Back in the olden days, a century or so ago, Australian wineries often owned and operated distilling equipment, using copper pot and column stills to make the spirit with which they fortified the sherries, ports and muscats so popular at the time. Some wineries, particularly the big old South Australian family firms such as Yalumba, also used these stills to make brandy, gin, whisky and liqueurs.

As the popularity of fortified wines and locally made spirits began to decline in the 1970s and ’80s, most of these winery stills were decommissioned or dismantled – with a notable exception being the outstanding St Agnes brandies that have been produced continuously by the Riverland-based wine family Angove since the 1920s.

The Cooperage at Yalumba, where whisky production started again in 2011.
The Cooperage at Yalumba, where whisky production started again in 2011.

But the revival of interest in craft spirits over the past two decades – in particular the seemingly insatiable thirst for fine Australian single malt whisky – has inspired some old wine firms to dust off their stills and fire them up again.

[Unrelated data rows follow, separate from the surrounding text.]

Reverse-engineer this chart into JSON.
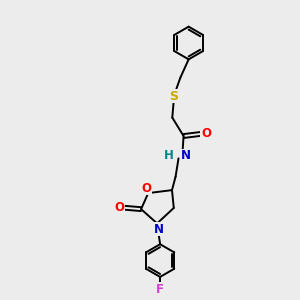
{
  "background_color": "#ececec",
  "bond_color": "#000000",
  "atom_colors": {
    "O": "#ff0000",
    "N": "#0000cd",
    "S": "#ccaa00",
    "F": "#cc44cc",
    "HN_H": "#008888",
    "HN_N": "#0000cd"
  },
  "font_size": 8.5,
  "linewidth": 1.4
}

Yalumba in the Barossa has been a bit ahead of this curve for a while. In the 1950s, the company produced a whisky called Smith’s Imperial Vat, but the brand was discontinued in the 1970s. In the mid-1990s Yalumba’s still was brought out of retirement to make a new batch of whisky, with further distillations following in 1998 and 2000. These batches were eventually bottled and sold mostly to those in the know, with bottles rarely encountered outside Adelaide.

Senior winemaker Kevin Glastonbury oversees the Yalumba whisky program.
Senior winemaker Kevin Glastonbury oversees the Yalumba whisky program.

In 2011, with the craft spirit revival well under way, production started again and has continued since. Two whiskies from that 2011 run were released recently as 10-year-olds (see reviews), and this time the company has decided to give them a little more of a public airing by adding them to the new online retailer Smith’s Wine Store.

‘A beautiful full circle

Yalumba senior winemaker Kevin Glastonbury oversees the whisky program, following on from David Zimmerman, who was the company’s distiller and fortified winemaker for many years, and produced most of the whisky now maturing in the cellars.

“Zimmy was a technical wiz with distillation,” says Glastonbury. “I see myself as a caretaker: once the spirit is made, I make sure we send it in the right direction, decide what barrels it goes into, what strength we mature it at, that kind of thing. I’ve been fine-tuning the barrel program, making sure the whiskies are finished in the very best casks.”